If theres one word to describe my experience this weekend, it is this: humbling.
Let's rewind to Saturday.
I woke up feeling overwhelmed. Four million things on my to-do list and at least 3 people who will be disappointed with me by the end of the day no matter how hard I try.
Looking back on it, I was reverting to old behavior, avoidant behavior. In an earlier time, feeling the way I did- anxious, antisocial-- I probably would have cancelled all of my plans, gotten behind my canvas, put on an audiobook, and hid. Maybe for a couple days.
Guess what? I can't do that anymore. It's not an option.

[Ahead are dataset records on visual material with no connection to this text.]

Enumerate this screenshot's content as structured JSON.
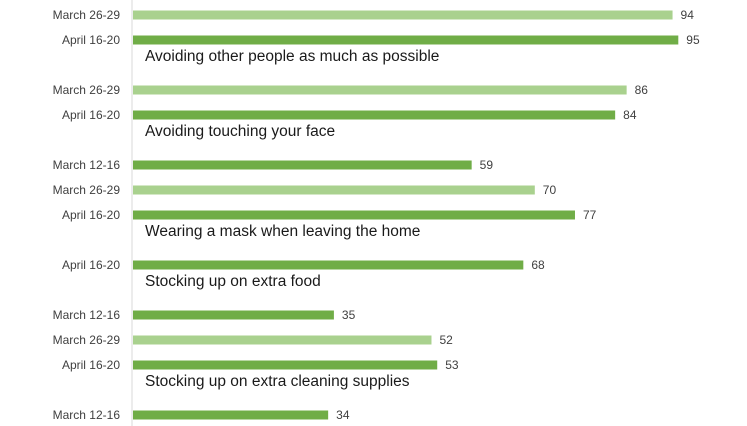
{
  "chart_data": {
    "type": "bar",
    "orientation": "horizontal",
    "title": "",
    "xlabel": "",
    "ylabel": "",
    "xlim": [
      0,
      100
    ],
    "grid": false,
    "legend": "none",
    "colors": {
      "March 12-16": "#70ad47",
      "March 26-29": "#a9d18e",
      "April 16-20": "#70ad47"
    },
    "groups": [
      {
        "title": "",
        "bars": [
          {
            "label": "March 26-29",
            "value": 94
          },
          {
            "label": "April 16-20",
            "value": 95
          }
        ]
      },
      {
        "title": "Avoiding other people as much as possible",
        "bars": [
          {
            "label": "March 26-29",
            "value": 86
          },
          {
            "label": "April 16-20",
            "value": 84
          }
        ]
      },
      {
        "title": "Avoiding touching your face",
        "bars": [
          {
            "label": "March 12-16",
            "value": 59
          },
          {
            "label": "March 26-29",
            "value": 70
          },
          {
            "label": "April 16-20",
            "value": 77
          }
        ]
      },
      {
        "title": "Wearing a mask when leaving the home",
        "bars": [
          {
            "label": "April 16-20",
            "value": 68
          }
        ]
      },
      {
        "title": "Stocking up on extra food",
        "bars": [
          {
            "label": "March 12-16",
            "value": 35
          },
          {
            "label": "March 26-29",
            "value": 52
          },
          {
            "label": "April 16-20",
            "value": 53
          }
        ]
      },
      {
        "title": "Stocking up on extra cleaning supplies",
        "bars": [
          {
            "label": "March 12-16",
            "value": 34
          }
        ]
      }
    ]
  }
}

Hiding is no longer an option, because what I'm doing isn't really about me anymore. There is my team, a group of extremely dedicated individuals who want to make a difference in the world as badly as I do.
And more than that, there are all the people who I want to help. Veterans, athletes, non-athletes.
Barefoot Jake setup a meeting with some of his friends down in San Diego. They are veterans, and some of them have been grieviously injured in Afghanistan and Iraq. It might sound a little silly to you, but I was really nervous about meeting them. I guess when it comes down to it, in my heart, I don't really feel all that worthy to represent and champion the men and women who fought for our country. In the beginning, when I started this project, I thought I understood what "sacrifice" meant. I guess I put it in a box with a bunch of other cliches that I didn't understand. But I guess thats part of misunderstanding. You don't know how wrong you are until you get smart enough to realize how stupid you were before. Does that make sense? A more eloquent way of putting it: Hindsight is 20/20.
We met up with these guys in a park in San Diego. I brought Turner New Zealand Filets to cook on the Grill that were generously donated to us by Noel Turner because he realized how badly we were hurting for money and needed grocery money. On the way down, traffic was terrible. It was madness. Tensions were high. Communications were static. I was planning on interviewing them on film with Robot, but as the day progressed and our plans kept getting sidetracked and delayed, I realized that this would probably be something that I would have to let go.
When they showed up to the park, everything changed. I've never been so astonished and touched by another human being. And it wasn't just one human being, it was five.
I don't how to describe the simultaneous feeling of humility, admiration, respect, connection, and love I felt immediately. Even writing this makes me feel it all over again. All I have to do is think of their eyes. A light seemed to shine from somewhere inside them, like their irises were lighthouse windows shining in a dark storm.
I have to wonder…is it me? Just now waking up? Is it that I am just now noticing the light in people, a light that has been there all along? Why was it that every time one of these veterans spoke to me I felt so humbled, so grateful?
Some of these guys lost their legs in combat. All of them have been through much, have seen so much. They were beautiful, and confident, and shining. They were open, and generous, and kind. Their spirits seems so strong and bright, and every time they thanked me for what I planned to do, I felt a twinge of self-consciousness, of silliness, of shame. Like it was such a silly little endeavor compared to what they had already been through. It makes me that much more motivated to run harder, to push farther, and to really make what I am doing count for something.
When I think about James or Tim or Cody rock climbing or running down the street with a prosthetic leg, it makes me realize that my bravery is a drop in the ocean. There is so much courage in the world, and so much love. I just wish there was some way to see it, to know it is there, to remind us that we are not alone, and there are people out there with valiant hearts and spirits that understand ours.
And now I think about their eyes, and I see that the light in them is like a beacon.
I'm starting to feel that way a lot. I have spent a lot of time trying to understand why I'm doing it in the last few weeks. What it began as certainly isn't how it's ended up thus far. I'm constantly being humbled by the aptitude, kindness, generosity, and greatness of the people who I'm working with, and the people who I'm running for.
Even though I have yet to come up with the money I need to complete this journey successfully, I'm finding that more than ever I am getting the spiritual and emotional strength I will need to complete the journey.